The Trump White House has compressed or bypassed some of those steps. Officials plan to complete in months a process that took nearly two years for a White House security fence that was significantly smaller than the ballroom. That project involved five public meetings, during which the commission assessed compliance with federal environmental laws and “the historic and symbolic importance of the White House and the surrounding grounds,” according to planning commission documents.
By contrast, Trump has overseen a rapid, three-month transformation of a large chunk of the White House grounds with no planning commission oversight. In mid-September, crews started clearing foliage and cutting down trees. In late October, the president shocked the public by ordering the demolition of the East Wing. And by early December, cranes and pile drivers were operating daily, as crews worked to create the underground infrastructure necessary to support the building, the White House said.

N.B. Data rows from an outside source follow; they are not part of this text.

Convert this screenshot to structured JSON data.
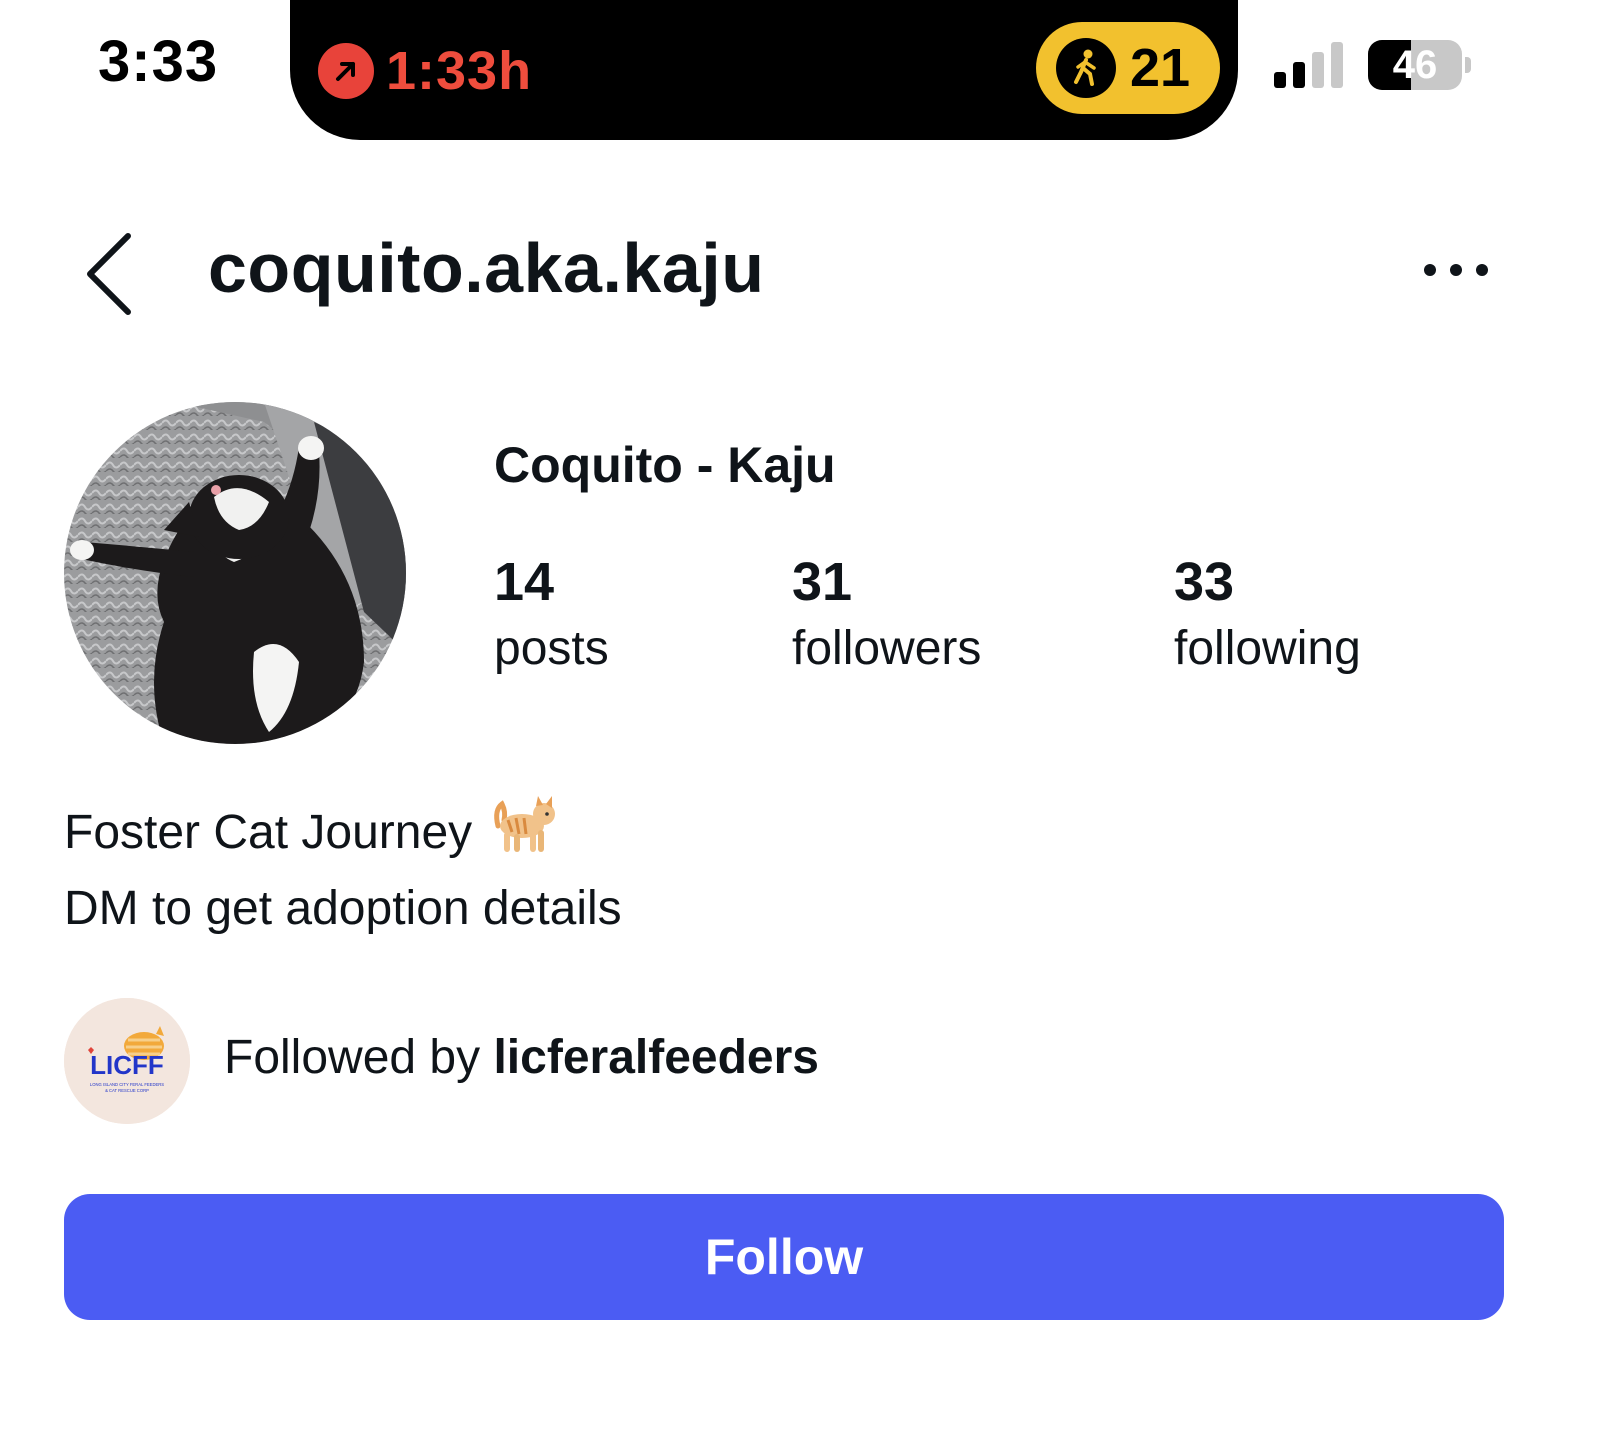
{
  "status_bar": {
    "time": "3:33",
    "timer": "1:33h",
    "steps": "21",
    "battery": "46",
    "battery_level": 0.46
  },
  "header": {
    "username": "coquito.aka.kaju",
    "back_icon": "chevron-left-icon",
    "more_icon": "more-horizontal-icon"
  },
  "profile": {
    "display_name": "Coquito - Kaju",
    "stats": [
      {
        "count": "14",
        "label": "posts"
      },
      {
        "count": "31",
        "label": "followers"
      },
      {
        "count": "33",
        "label": "following"
      }
    ],
    "bio": {
      "line1": "Foster Cat Journey",
      "emoji": "🐈",
      "line2": "DM to get adoption details"
    },
    "followed_by": {
      "prefix": "Followed by ",
      "account": "licferalfeeders",
      "avatar_logo_text": "LICFF",
      "avatar_logo_subtext": "LONG ISLAND CITY FERAL FEEDERS & CAT RESCUE CORP"
    }
  },
  "actions": {
    "follow_label": "Follow"
  },
  "colors": {
    "accent": "#4b5cf3",
    "timer_red": "#ef4d3d",
    "steps_yellow": "#f2c12e"
  }
}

Scharf has asserted that the planning commission review process covers only “vertical” construction — not demolition or site preparation. Critics have disputed that assertion, arguing that demolition, site work and construction are inseparable and that the commission’s mandate includes preserving existing historic structures.
NCPC records show that commissioners have previously approved site development plans for projects, including the perimeter fence and a tennis pavilion built during Trump’s first term. In both cases, site work began after agencies received approvals.
The commission nevertheless adopted Scharf’s argument in the document it published this month outlining its review process, saying the law doesn’t give it authority over “the demolition of buildings or general site preparation.”
Lawmakers and watchdog groups have repeatedly called for more transparency on the $400 million project, which private patrons are funding — many without disclosing their contributions. Many of the donors the White House has identified — including Amazon, Lockheed Martin and Palantir — have business before the administration, such as seeking future federal contracts or eyeing potential acquisitions. (Amazon founder Jeff Bezos owns The Washington Post.)
Sen. Richard Blumenthal (Connecticut), the top Democrat on the Senate Homeland Security and Governmental Affairs Permanent Subcommittee on Investigations, sent letters last week demanding more information from several attendees of a White House dinner in October to honor ballroom donors.
“The American people are entitled to all the relevant facts about who is funding the most substantial construction project at the White House in recent history,” Blumenthal wrote.